营养不良是炎症性肠病(IBD)患者的客观疾病活动参数,特别是克罗恩病(CD),是病变扩展或炎症活动的指标。活动期疾病与机体免疫系统的全身反应相关,激活高代谢状态和蛋白质降解(Argiles JM,2015)。这些情况导致营养不良,显著增加临床结局受损的风险,如恢复延迟或死亡率增加(Landi F,2019)。我们的目的是确定与 IBD 患者(即根据低和高临床活动指数分类)更明显的代谢状态变化相关的营养不良参数,作为疾病活动的指标。
这项前瞻性试点研究纳入了年龄≥18 岁、已确诊 IBD 且无手术干预病史的住院患者。IBD 患者分为低临床活动指数组(CDAI<150 用于 CD 和 Mayo<4 用于溃疡性结肠炎[UC])和高临床活动指数组(CDAI>150 用于 CD 和 Mayo>4 用于 UC)。使用营养风险评分(NRS2002)和营养不良通用筛查工具(MUST)对患者进行两次评估,并进行 48 次身体生物电阻抗分析(BIA)测量。使用年龄和性别匹配的健康对照组进行比较。

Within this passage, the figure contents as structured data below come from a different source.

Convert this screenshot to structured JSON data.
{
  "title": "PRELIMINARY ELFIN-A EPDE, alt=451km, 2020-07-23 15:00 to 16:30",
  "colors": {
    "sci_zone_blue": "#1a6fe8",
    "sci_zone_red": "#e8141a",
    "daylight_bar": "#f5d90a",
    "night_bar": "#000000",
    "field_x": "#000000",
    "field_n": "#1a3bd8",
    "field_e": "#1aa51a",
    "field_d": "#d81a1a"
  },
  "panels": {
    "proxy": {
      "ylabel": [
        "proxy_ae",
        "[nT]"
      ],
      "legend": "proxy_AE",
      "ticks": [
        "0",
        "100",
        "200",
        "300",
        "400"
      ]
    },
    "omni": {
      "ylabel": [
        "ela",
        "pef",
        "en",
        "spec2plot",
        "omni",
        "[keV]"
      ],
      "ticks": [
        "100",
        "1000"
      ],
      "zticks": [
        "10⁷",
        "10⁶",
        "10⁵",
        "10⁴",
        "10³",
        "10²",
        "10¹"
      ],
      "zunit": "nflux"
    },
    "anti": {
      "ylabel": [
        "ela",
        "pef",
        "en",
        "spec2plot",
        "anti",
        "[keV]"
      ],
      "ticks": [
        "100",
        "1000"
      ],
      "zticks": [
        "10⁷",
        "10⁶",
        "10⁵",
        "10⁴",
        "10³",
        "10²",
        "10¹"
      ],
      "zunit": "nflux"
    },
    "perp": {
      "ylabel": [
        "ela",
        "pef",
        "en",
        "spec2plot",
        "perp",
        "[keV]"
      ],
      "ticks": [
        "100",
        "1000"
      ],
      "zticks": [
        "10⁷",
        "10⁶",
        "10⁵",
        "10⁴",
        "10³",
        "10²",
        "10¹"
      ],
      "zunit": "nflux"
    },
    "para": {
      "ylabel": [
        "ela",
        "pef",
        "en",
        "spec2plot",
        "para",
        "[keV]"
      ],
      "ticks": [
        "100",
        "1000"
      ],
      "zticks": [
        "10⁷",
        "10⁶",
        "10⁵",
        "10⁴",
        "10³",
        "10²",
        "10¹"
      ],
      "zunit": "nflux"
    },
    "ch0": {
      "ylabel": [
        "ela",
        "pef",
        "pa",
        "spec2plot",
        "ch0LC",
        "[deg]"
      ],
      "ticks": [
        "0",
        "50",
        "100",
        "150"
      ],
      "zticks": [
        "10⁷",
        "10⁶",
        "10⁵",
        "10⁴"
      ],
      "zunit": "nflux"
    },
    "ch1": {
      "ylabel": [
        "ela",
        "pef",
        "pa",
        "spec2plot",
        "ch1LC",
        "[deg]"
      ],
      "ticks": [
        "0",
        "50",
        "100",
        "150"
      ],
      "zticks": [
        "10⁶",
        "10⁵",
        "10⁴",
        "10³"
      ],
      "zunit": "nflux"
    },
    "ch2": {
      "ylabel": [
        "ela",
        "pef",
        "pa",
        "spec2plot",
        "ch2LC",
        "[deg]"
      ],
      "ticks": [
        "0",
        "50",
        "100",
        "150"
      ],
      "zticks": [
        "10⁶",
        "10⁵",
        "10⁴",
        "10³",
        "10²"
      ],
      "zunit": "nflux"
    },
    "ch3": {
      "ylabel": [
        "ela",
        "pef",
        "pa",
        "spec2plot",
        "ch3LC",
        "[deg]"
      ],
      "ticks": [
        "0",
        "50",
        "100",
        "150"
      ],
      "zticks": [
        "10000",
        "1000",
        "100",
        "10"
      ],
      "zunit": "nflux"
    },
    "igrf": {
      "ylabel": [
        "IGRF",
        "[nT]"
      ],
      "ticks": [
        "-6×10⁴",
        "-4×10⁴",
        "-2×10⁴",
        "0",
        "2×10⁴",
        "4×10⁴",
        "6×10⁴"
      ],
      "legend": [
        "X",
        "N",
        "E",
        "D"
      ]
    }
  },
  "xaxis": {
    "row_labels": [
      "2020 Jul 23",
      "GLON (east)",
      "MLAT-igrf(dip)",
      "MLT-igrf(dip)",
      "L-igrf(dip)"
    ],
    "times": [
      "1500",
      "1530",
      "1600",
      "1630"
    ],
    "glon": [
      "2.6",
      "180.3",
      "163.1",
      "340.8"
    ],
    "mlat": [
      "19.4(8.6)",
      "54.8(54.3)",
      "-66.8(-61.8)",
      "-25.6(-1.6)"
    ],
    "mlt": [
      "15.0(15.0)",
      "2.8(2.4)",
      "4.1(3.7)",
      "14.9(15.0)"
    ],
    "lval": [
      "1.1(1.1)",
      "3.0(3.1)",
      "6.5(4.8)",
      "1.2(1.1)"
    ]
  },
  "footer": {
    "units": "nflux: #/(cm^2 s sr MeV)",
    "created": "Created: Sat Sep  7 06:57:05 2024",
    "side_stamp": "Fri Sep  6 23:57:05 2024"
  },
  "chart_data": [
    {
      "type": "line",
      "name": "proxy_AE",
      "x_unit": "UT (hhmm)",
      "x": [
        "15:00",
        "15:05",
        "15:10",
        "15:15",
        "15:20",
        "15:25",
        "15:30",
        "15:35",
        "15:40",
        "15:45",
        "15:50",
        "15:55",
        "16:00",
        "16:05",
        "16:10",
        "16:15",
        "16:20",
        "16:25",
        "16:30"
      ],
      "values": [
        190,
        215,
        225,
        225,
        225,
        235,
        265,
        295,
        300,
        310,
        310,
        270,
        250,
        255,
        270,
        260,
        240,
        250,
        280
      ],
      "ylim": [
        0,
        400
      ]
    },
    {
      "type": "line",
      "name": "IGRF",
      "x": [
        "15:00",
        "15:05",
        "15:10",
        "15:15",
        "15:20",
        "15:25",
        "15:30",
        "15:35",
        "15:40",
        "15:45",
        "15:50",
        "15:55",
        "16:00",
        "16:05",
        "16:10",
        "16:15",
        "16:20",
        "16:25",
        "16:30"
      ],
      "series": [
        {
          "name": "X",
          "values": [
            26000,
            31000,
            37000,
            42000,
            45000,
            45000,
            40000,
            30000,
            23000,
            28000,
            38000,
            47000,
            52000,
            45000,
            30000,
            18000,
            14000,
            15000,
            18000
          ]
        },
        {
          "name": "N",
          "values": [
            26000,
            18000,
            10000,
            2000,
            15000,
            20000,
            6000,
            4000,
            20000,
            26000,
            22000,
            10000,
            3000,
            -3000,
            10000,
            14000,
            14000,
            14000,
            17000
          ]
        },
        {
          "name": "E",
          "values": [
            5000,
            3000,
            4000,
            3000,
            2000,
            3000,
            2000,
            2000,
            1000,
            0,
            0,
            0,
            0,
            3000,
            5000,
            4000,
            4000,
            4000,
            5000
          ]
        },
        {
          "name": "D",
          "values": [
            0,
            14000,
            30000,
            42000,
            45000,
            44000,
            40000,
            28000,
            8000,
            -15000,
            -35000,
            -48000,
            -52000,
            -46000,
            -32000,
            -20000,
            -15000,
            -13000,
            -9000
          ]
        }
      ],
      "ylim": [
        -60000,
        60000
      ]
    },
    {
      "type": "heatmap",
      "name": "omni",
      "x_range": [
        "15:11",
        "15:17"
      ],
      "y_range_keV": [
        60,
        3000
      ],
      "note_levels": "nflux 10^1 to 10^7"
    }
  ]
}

共纳入 50 名住院患者(中位年龄,36.5 IQR:28.5-51.5 岁),其中 44%(n=21)为女性,56%(n=27)为男性。其中,48%(n=23)的患者被诊断为 CD,52%(n=25)的患者被诊断为 UC。中位 CDAI 为 128(IQR=6.0-207.0),Mayo 评分>4(IQR=1.0-8.0)。研究组包括 48%(n=23)低 IBD 活动患者和 52%(n=25)高 IBD 活动患者。根据 NRS2002,31%(n=15)患者存在营养风险,需要营养支持,另有 24%(n=12)为低风险,需要观察,无需额外的营养护理。根据 MUST 评分,40%(n=19)患者有高营养风险,需要营养护理计划,19%(n=9)为低风险。总体而言,31%(n=17)的患者接受肠内口服喂养,10%(n=4)需要额外的肠外喂养。低 IBD 活动组在两种筛查工具上的评分均显著较低(NRS2002 p=0.007;MUST p<0.001)。比较 IBD 患者和对照组的 BIA 结果,CD 的 BMI 中位数较低(21.10 [IQR=19.2-23.3])与对照组(23.4 [IQR=21.5-25.8])(p=0.014)。此外,CD 的内脏脂肪量较低(-4,00 [IQR=-12.1 至 5.6])与对照组(7.85 [IQR=-0.9-18.2])(p=0.003)。就偏离标准体重而言,39%(n=9)的 CD 患者显示体脂百分比降低,而 UC 患者仅为 19%(n=5)。48%(n=11)的 CD 患者肌肉量减少,19%(n=4)的 UC 患者肌肉量减少,而所有 IBD 患者中仅 13%(n=6)BMI 降低。
高疾病活动指数的 IBD 患者发生营养不良的风险明显增加(根据 NRS2002 评分),不仅考虑到疾病活动,还考虑到体重减轻和食欲减退。低和高疾病活动组的大多数 CD 患者都有肌肉质量减少,而 UC 患者则没有进行评估。在 CD 患者中识别出软瘦肌肉质量的减少可以作为疾病活动的预测指标。